Olympia: Education and Research

Elementary and Secondary Schools

One of the oldest districts in the state of Washington, the Olympia School District was founded in 1852, nearly 40 years before Washington statehood. The district offers five alternative programs for students in elementary, middle, or high school grades. It also offers an Early Childhood Program for children under five years with developmental disabilities and the Program for Academically Talented Students serving students in grades two through five.

Olympia High School, one of the oldest public secondary schools in Washington, was built in 1906. The building was completely renovated in the late 1990s, and rededicated in October 2000. Taxpayers in February 2004 approved additional funds to renovate and update the district's other facilities.

Beginning with the graduating class of 2008, all students enrolled in the Olympia School District must meet new graduation requirements that include 22 credits, completion of the "High School and Beyond" plan, a Certificate of Academic Achievement, and a culminating project.

The following is a summary of data regarding the Olympia school district as of the 2003–2004 school year.

Total enrollment: 9,234

Number of facilities

elementary schools: 11

junior high/middle schools: 4

senior high schools: 2

other: 1

Student/teacher ratio: 16:1

Teacher salaries

minimum: Not available

maximum: Not available

Funding per pupil: $7,213 (2002–2003)

Olympia is home to seven private and religious schools.

Public Schools Information: Olympia School District, 1113 Legion Way SE, Olympia, WA 98501; telephone (360)596-6100; fax (360)596-6111

Colleges and Universities

The Evergreen State College, a public liberal arts and sciences institution founded in 1969, enrolled more than 4,400 students in 2004. The Olympia campus accounted for 93 percent of enrollment, with Grays Harbor, Tacoma, and Tribal Reservations sharing the remainder. Emphasizing interdisciplinary studies rather than traditional majors, Evergreen offers a Bachelor's of Arts and a Bachelor's of Science in Liberal Arts, with the opportunity to concentrate in biology, communications, computer science, energy systems, environmental studies, health and human services, humanities, language, management and business, marine studies, mathematics, Native American studies, performing arts, physical science, politics and economics, pre-law, pre-medicine, and visual arts. Master's degree programs are offered in environmental studies, public administration, and teaching.

South Puget Sound Community College is a two-year, public institution that serves all adults regardless of their previous education.
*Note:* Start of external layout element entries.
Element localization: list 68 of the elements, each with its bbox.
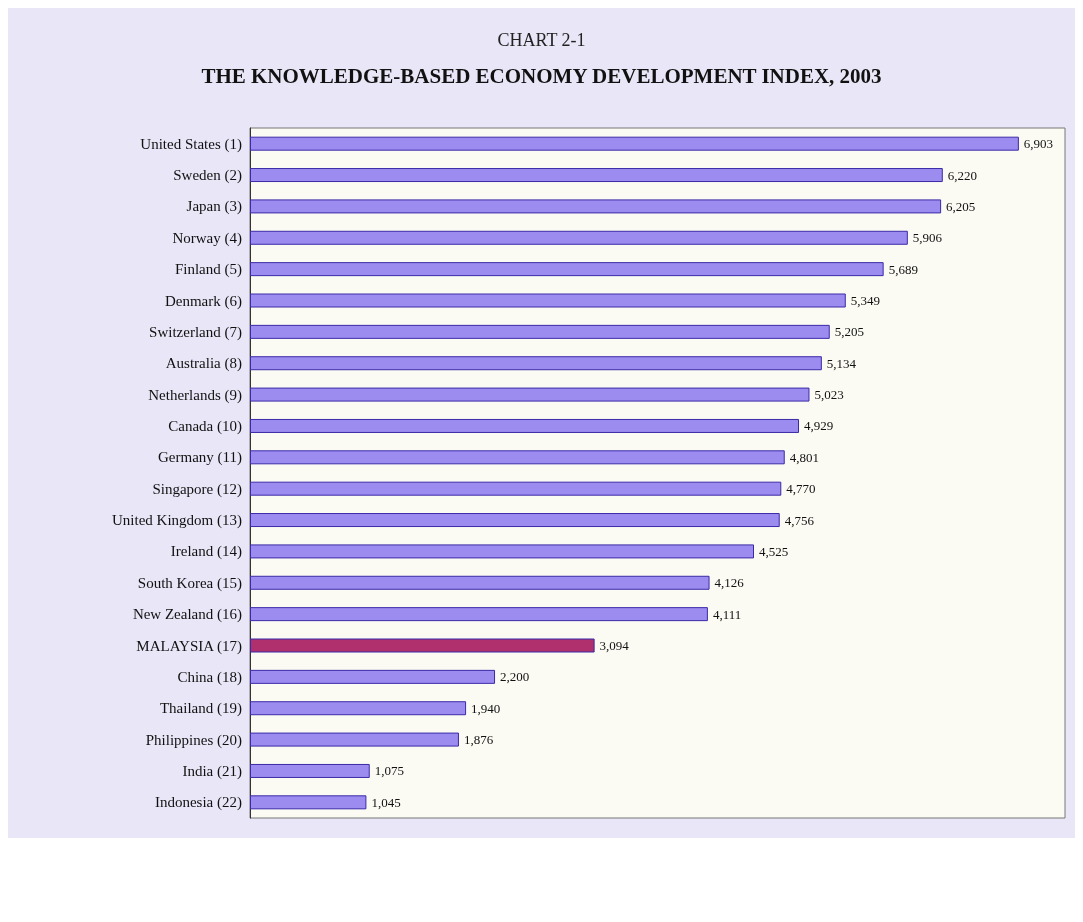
bar — [250, 168, 943, 183]
data-label: 4,929 — [804, 418, 834, 434]
y-tick-label: South Korea (15) — [137, 574, 242, 592]
y-tick-label: China (18) — [177, 668, 242, 686]
y-tick-label: Switzerland (7) — [149, 323, 242, 341]
bar — [250, 418, 799, 433]
y-tick-label: Thailand (19) — [159, 700, 242, 718]
data-label: 6,903 — [1023, 136, 1054, 152]
data-label: 5,349 — [850, 293, 881, 308]
y-tick-label: Singapore (12) — [152, 480, 242, 498]
data-label: 4,770 — [786, 481, 816, 497]
bar — [250, 607, 708, 622]
chart-title: CHART 2-1 — [497, 30, 586, 50]
data-label: 6,220 — [947, 167, 978, 183]
data-label: 2,200 — [500, 669, 530, 685]
y-tick-label: Canada (10) — [168, 417, 242, 435]
data-label: 5,689 — [888, 261, 918, 277]
y-tick-label: New Zealand (16) — [132, 606, 242, 624]
data-label: 3,094 — [599, 638, 630, 653]
data-label: 5,023 — [814, 387, 844, 403]
bar — [250, 795, 367, 810]
bar — [250, 136, 1019, 151]
data-label: 4,126 — [714, 575, 745, 591]
bar — [250, 763, 370, 778]
data-label: 5,906 — [912, 230, 943, 246]
data-label: 4,525 — [759, 543, 789, 559]
y-tick-label: Ireland (14) — [170, 543, 242, 561]
data-label: 4,111 — [712, 606, 742, 622]
bar — [250, 324, 830, 339]
bar — [250, 293, 846, 308]
data-label: 1,045 — [371, 794, 401, 810]
data-label: 6,205 — [946, 198, 976, 214]
bar — [250, 669, 496, 684]
bar — [250, 262, 884, 277]
bar — [250, 481, 782, 496]
y-tick-label: India (21) — [182, 762, 242, 780]
y-tick-label: Indonesia (22) — [154, 794, 242, 812]
y-tick-label: United States (1) — [140, 135, 242, 153]
bar — [250, 575, 710, 590]
data-label: 4,756 — [784, 512, 815, 528]
bar — [250, 701, 467, 716]
y-tick-label: Netherlands (9) — [148, 386, 242, 404]
y-tick-label: Norway (4) — [172, 229, 242, 247]
data-label: 1,940 — [471, 700, 501, 716]
bar — [250, 638, 595, 653]
y-tick-label: Sweden (2) — [173, 167, 242, 185]
y-tick-label: Australia (8) — [165, 355, 242, 373]
bar — [250, 544, 754, 559]
data-label: 5,134 — [826, 355, 857, 371]
y-tick-label: Germany (11) — [158, 449, 242, 467]
chart-subtitle: THE KNOWLEDGE-BASED ECONOMY DEVELOPMENT INDEX, 2003 — [201, 63, 882, 88]
y-tick-label: MALAYSIA (17) — [136, 637, 242, 655]
y-tick-label: Japan (3) — [186, 198, 242, 216]
data-label: 1,876 — [463, 732, 494, 748]
bar — [250, 513, 780, 528]
data-label: 4,801 — [789, 449, 819, 465]
bar — [250, 230, 908, 245]
bar — [250, 732, 459, 747]
bar — [250, 356, 822, 371]
bar — [250, 199, 942, 214]
y-tick-label: Finland (5) — [174, 261, 242, 279]
bar — [250, 387, 810, 402]
data-label: 5,205 — [834, 324, 864, 340]
y-tick-label: United Kingdom (13) — [112, 512, 242, 530]
data-label: 1,075 — [374, 763, 404, 779]
y-tick-label: Denmark (6) — [164, 292, 242, 310]
bar — [250, 450, 785, 465]
y-tick-label: Philippines (20) — [145, 731, 242, 749]
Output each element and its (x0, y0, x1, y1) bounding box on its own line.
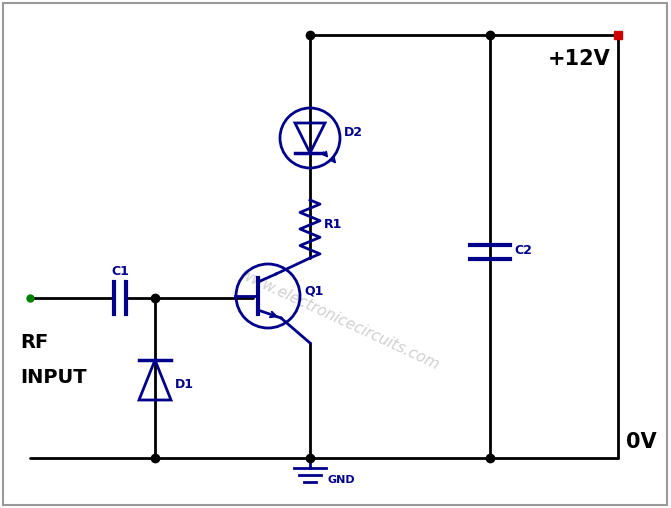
Text: RF: RF (20, 333, 48, 352)
Text: 0V: 0V (626, 432, 657, 452)
Text: D1: D1 (175, 377, 194, 391)
Text: D2: D2 (344, 126, 363, 140)
Text: C1: C1 (111, 265, 129, 278)
Text: GND: GND (328, 475, 356, 485)
Text: R1: R1 (324, 217, 342, 231)
Text: C2: C2 (514, 243, 532, 257)
Text: +12V: +12V (548, 49, 610, 69)
Text: INPUT: INPUT (20, 368, 87, 387)
Text: Q1: Q1 (304, 284, 323, 298)
Text: www.electronicecircuits.com: www.electronicecircuits.com (238, 267, 442, 373)
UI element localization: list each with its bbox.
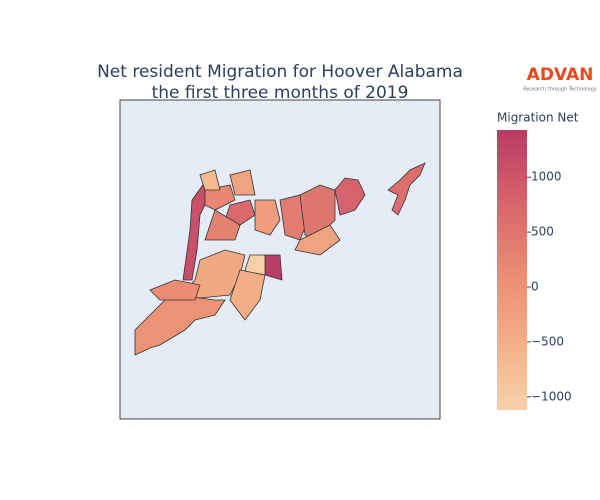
colorbar [497, 130, 527, 410]
colorbar-tick-label: 1000 [531, 170, 562, 184]
region [149, 279, 201, 301]
chart-subtitle: the first three months of 2019 [152, 83, 409, 103]
colorbar-tick-label: −1000 [531, 389, 572, 403]
region [254, 199, 281, 236]
colorbar-tick-label: 0 [531, 280, 539, 294]
region [294, 224, 341, 256]
region [229, 169, 256, 196]
region [229, 269, 266, 321]
region [334, 177, 366, 216]
colorbar-tick-label: −500 [531, 334, 564, 348]
colorbar-title: Migration Net [497, 111, 579, 125]
region [299, 184, 336, 241]
region [134, 294, 226, 356]
region [204, 209, 241, 241]
logo: ADVAN [527, 65, 594, 85]
colorbar-tick-label: 500 [531, 225, 554, 239]
region [199, 169, 221, 191]
logo-tagline: Research through Technology [523, 87, 597, 93]
region [204, 184, 236, 211]
region [387, 162, 426, 216]
chart-title: Net resident Migration for Hoover Alabam… [97, 62, 463, 82]
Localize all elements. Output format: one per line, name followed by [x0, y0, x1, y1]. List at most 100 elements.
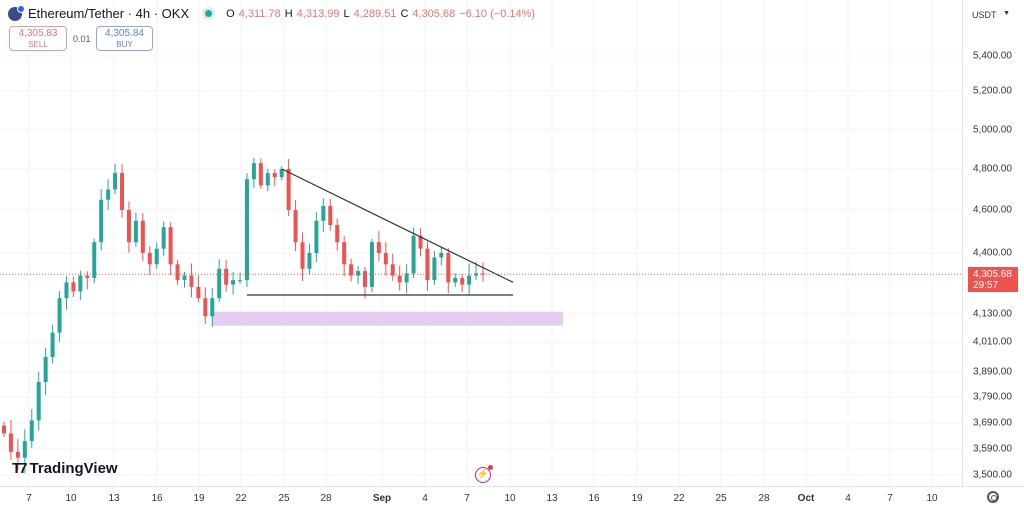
- time-tick-label: 19: [631, 493, 643, 504]
- time-tick-label: 25: [278, 493, 290, 504]
- current-price: 4,305.68: [973, 269, 1012, 280]
- time-axis[interactable]: 7 10 13 16 19 22 25 28 Sep 4 7 10 13 16 19 22 25 28 Oct 4 7 1…: [0, 486, 1024, 509]
- candle-body: [404, 273, 409, 283]
- symbol-title[interactable]: Ethereum/Tether · 4h · OKX: [28, 6, 190, 21]
- candle-body: [376, 242, 381, 253]
- buy-price: 4,305.84: [105, 28, 144, 39]
- settings-icon[interactable]: [987, 491, 999, 503]
- candle-body: [425, 248, 430, 281]
- time-tick-label: 7: [464, 493, 470, 504]
- time-tick-label: Oct: [797, 493, 815, 504]
- candle-body: [71, 282, 76, 292]
- candle-body: [397, 275, 402, 283]
- currency-dropdown[interactable]: USDT ▼: [968, 7, 1014, 23]
- high-value: 4,313.99: [296, 7, 340, 20]
- time-tick-label: 16: [151, 493, 163, 504]
- time-tick-label: 10: [504, 493, 516, 504]
- candle-body: [92, 242, 97, 278]
- sell-button[interactable]: 4,305.83 SELL: [9, 26, 67, 51]
- candle-body: [8, 433, 13, 452]
- buy-label: BUY: [116, 40, 133, 49]
- ohlc-legend: O 4,311.78 H 4,313.99 L 4,289.51 C 4,305.68 …: [226, 8, 535, 20]
- sell-price: 4,305.83: [18, 28, 58, 39]
- price-tick-label: 3,500.00: [973, 469, 1012, 481]
- price-chart[interactable]: [0, 0, 962, 486]
- candle-body: [321, 205, 326, 221]
- candle-body: [467, 275, 472, 285]
- candle-body: [175, 264, 180, 281]
- time-tick-label: 22: [673, 493, 685, 504]
- candle-body: [432, 257, 437, 281]
- candle-body: [265, 173, 270, 186]
- lightning-icon[interactable]: ⚡: [475, 465, 493, 483]
- price-tick-label: 5,200.00: [973, 85, 1012, 97]
- candle-body: [50, 332, 55, 357]
- price-tick-label: 4,600.00: [973, 204, 1012, 216]
- time-tick-label: 10: [926, 493, 938, 504]
- candle-body: [335, 225, 340, 243]
- candle-body: [231, 280, 236, 285]
- time-tick-label: 28: [320, 493, 332, 504]
- time-tick-label: 28: [758, 493, 770, 504]
- candle-body: [411, 235, 416, 274]
- chevron-down-icon: ▼: [1003, 10, 1010, 17]
- price-tick-label: 5,400.00: [973, 50, 1012, 62]
- price-tick-label: 3,790.00: [973, 391, 1012, 403]
- time-tick-label: 13: [546, 493, 558, 504]
- candle-body: [203, 298, 208, 317]
- candle-body: [390, 264, 395, 276]
- price-tick-label: 4,010.00: [973, 336, 1012, 348]
- candle-body: [36, 382, 41, 421]
- time-tick-label: 7: [26, 493, 32, 504]
- spread: 0.01: [73, 34, 91, 44]
- low-label: L: [343, 7, 350, 20]
- candle-body: [133, 220, 138, 243]
- time-tick-label: 4: [845, 493, 851, 504]
- time-tick-label: 10: [65, 493, 77, 504]
- candle-body: [126, 210, 131, 243]
- price-tick-label: 3,690.00: [973, 417, 1012, 429]
- candle-body: [453, 277, 458, 283]
- close-value: 4,305.68: [412, 7, 456, 20]
- price-axis[interactable]: 5,400.00 5,200.00 5,000.00 4,800.00 4,600.00…: [962, 0, 1024, 487]
- candle-body: [168, 227, 173, 265]
- candle-body: [106, 189, 111, 200]
- candle-body: [22, 441, 27, 458]
- candle-body: [85, 275, 90, 278]
- tradingview-logo[interactable]: T7 TradingView: [12, 460, 118, 477]
- candle-body: [307, 253, 312, 269]
- tradingview-logo-icon: T7: [12, 460, 27, 477]
- buy-button[interactable]: 4,305.84 BUY: [96, 26, 153, 51]
- time-tick-label: 16: [588, 493, 600, 504]
- candle-body: [328, 205, 333, 226]
- candle-body: [349, 264, 354, 276]
- candle-body: [182, 275, 187, 281]
- candle-body: [224, 268, 229, 285]
- candle-body: [147, 253, 152, 265]
- descending-trendline: [281, 168, 514, 283]
- price-tick-label: 5,000.00: [973, 124, 1012, 136]
- candle-body: [15, 451, 20, 458]
- candle-body: [460, 277, 465, 285]
- candle-body: [244, 179, 249, 281]
- candle-body: [113, 173, 118, 190]
- candle-body: [189, 275, 194, 287]
- candle-body: [446, 253, 451, 283]
- time-tick-label: 4: [422, 493, 428, 504]
- current-price-label: 4,305.68 29:57: [968, 267, 1018, 292]
- candle-body: [140, 220, 145, 253]
- price-tick-label: 4,130.00: [973, 308, 1012, 320]
- time-tick-label: 25: [715, 493, 727, 504]
- candle-body: [251, 163, 256, 180]
- demand-zone: [212, 311, 563, 326]
- open-value: 4,311.78: [238, 7, 281, 20]
- candle-body: [383, 253, 388, 265]
- candle-body: [120, 173, 125, 210]
- candle-body: [161, 227, 166, 249]
- price-tick-label: 3,590.00: [973, 443, 1012, 455]
- price-tick-label: 4,400.00: [973, 247, 1012, 259]
- candle-body: [342, 242, 347, 265]
- candle-body: [29, 420, 34, 442]
- candle-body: [356, 271, 361, 276]
- time-tick-label: 19: [193, 493, 205, 504]
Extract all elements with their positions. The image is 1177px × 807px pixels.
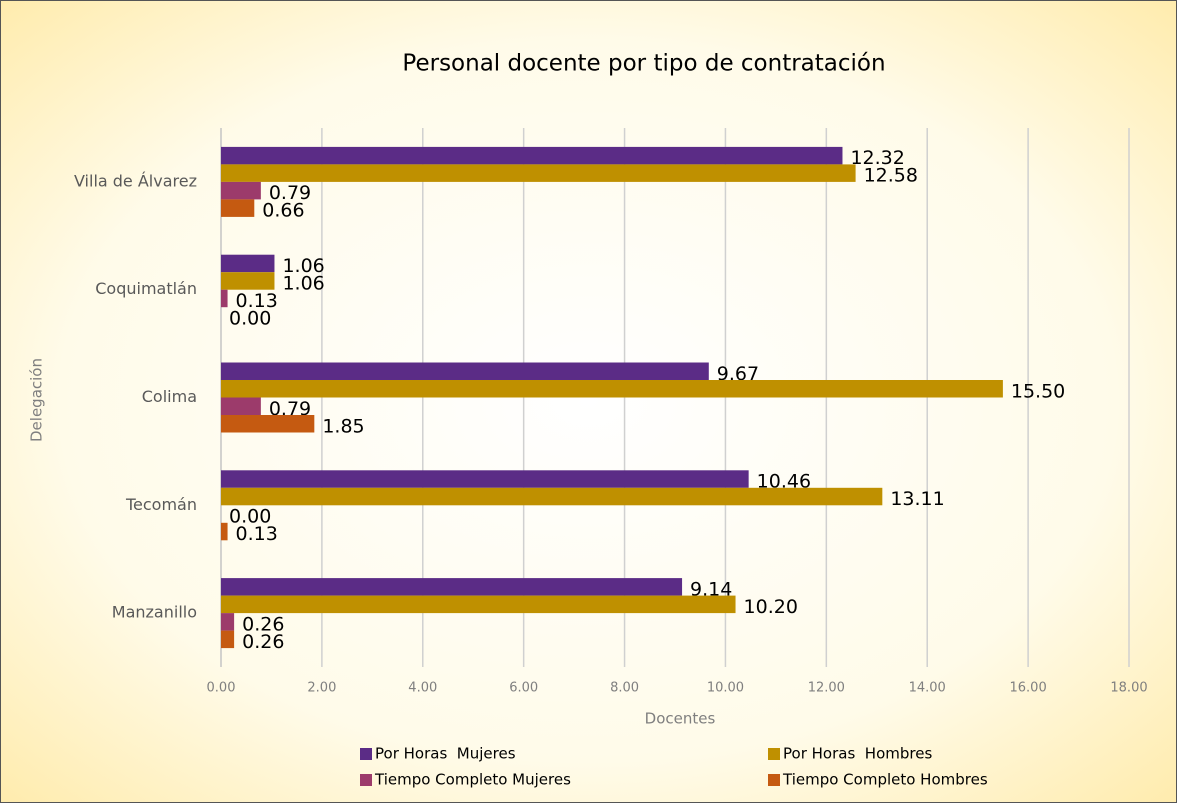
bar [221,255,274,273]
bar [221,380,1003,398]
data-label: 0.26 [242,631,284,653]
bar [221,488,882,506]
bar [221,613,234,631]
x-tick-label: 18.00 [1110,681,1147,696]
data-label: 1.06 [282,272,324,294]
legend-label: Tiempo Completo Hombres [782,771,988,789]
legend-swatch [360,774,372,786]
y-axis-label: Delegación [28,358,46,442]
bar [221,363,709,381]
x-axis-label: Docentes [645,710,716,728]
data-label: 0.00 [229,307,271,329]
data-label: 13.11 [890,488,944,510]
bar [221,272,274,290]
chart-title: Personal docente por tipo de contratació… [402,51,885,77]
bar [221,290,228,308]
x-tick-label: 16.00 [1010,681,1047,696]
bar [221,199,254,217]
bar [221,182,261,200]
bar [221,631,234,649]
bar [221,470,749,488]
x-tick-label: 2.00 [307,681,336,696]
legend-swatch [360,748,372,760]
y-tick-label: Villa de Álvarez [74,171,197,190]
x-tick-label: 10.00 [707,681,744,696]
chart: Personal docente por tipo de contratació… [0,0,1177,803]
x-tick-label: 6.00 [509,681,538,696]
x-tick-label: 0.00 [207,681,236,696]
bar [221,164,856,182]
bar [221,596,736,614]
data-label: 12.58 [864,165,918,187]
data-label: 15.50 [1011,380,1065,402]
y-tick-label: Colima [142,387,197,406]
legend-swatch [768,748,780,760]
page: Personal docente por tipo de contratació… [0,0,1177,807]
x-tick-label: 8.00 [610,681,639,696]
legend-label: Tiempo Completo Mujeres [374,771,571,789]
x-tick-label: 4.00 [408,681,437,696]
y-tick-label: Coquimatlán [95,279,197,298]
y-tick-label: Tecomán [125,495,197,514]
bar [221,523,228,541]
bar [221,415,314,433]
bar [221,147,842,165]
bar [221,578,682,596]
data-label: 10.20 [744,596,798,618]
legend-swatch [768,774,780,786]
bar [221,398,261,416]
x-tick-label: 12.00 [808,681,845,696]
legend-label: Por Horas Mujeres [375,745,516,763]
data-label: 0.66 [262,200,304,222]
data-label: 1.85 [322,415,364,437]
data-label: 0.13 [236,523,278,545]
legend-label: Por Horas Hombres [783,745,932,763]
y-tick-label: Manzanillo [112,603,197,622]
x-tick-label: 14.00 [909,681,946,696]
Approximately 6,000 students each semester pursue associates degrees in arts, general studies, technical arts, and nursing. The college also offers non-credit community education classes, adult literacy, and high school completion programs.

U.S. News & World Report ranked Saint Martin's University 44th among the best Western universities for Master's programs in its "America's Best Colleges 2005." St. Martin's, located in nearby Lacey, is a four-year, co-educational college with a strong liberal arts foundation that also encompasses business, education, and engineering. Known as Saint Martin's College until changing its name in August 2005, the school offers 22 undergraduate programs, six graduate programs, and numerous pre-professional and certification programs. St. Martin's, one of 18 U.S. Benedictine Catholic colleges, has more than 1,700 full- and part-time students enrolled at its main campus in Olympia and its extension campuses at the Fort Lewis Army Post, McChord Air Force Base, and Olympic College at Bremerton.

Libraries and Research Centers

The Timberland Regional Library system has 27 community libraries, including the Olympia branch, and four cooperative library centers across the counties of Grays Harbor, Lewis, Mason, Pacific, and Thurston. The system encompassed 1.49 million items in 2003, including more than one million books, 152 electronic books, more than 220,000 magazines, 36 online reference databases, and numerous videos, CDs/records/cassettes, audio books, pamphlets, CD-ROMs, and DVDs. The Olympia Timberland Library was founded in 1909 with a collection of 900 books. The McCleary Timberland Library, located in Grays Harbor County, opened in June 2003. That same year the Timber-land Regional Library system became the state's first public library system to join with the Library of Congress as a partner in the national Veterans History Project.

Other local libraries include the college libraries at the Evergreen State College, whose special collections include a Rare Books room and the Chicano/Latino Archive, South Puget Sound Community College, Providence St. Peter Hospital, and the Washington State Capital Museum.

The Washington State Library has more than half a million volumes and periodicals, with special collections on Washington newspapers, Washington authors, and Washington state documents. It is a U.S. government and Washington State depository library.

State of Washington governmental libraries include those of the Attorney General's Office, the Department of Information Services, the Department of Natural Resources, the Office of the Secretary of State, the State Superintendent of Public Instruction, and the Washington State Law Library.

Local research institutes include the Cascadia Research Collective, the Evergreen Freedom Foundation, The Evergreen State College Labor Education and Research Center, the Washington State Institute for Public Policy, and the Washington Department of Fish and Wildlife Fish Program.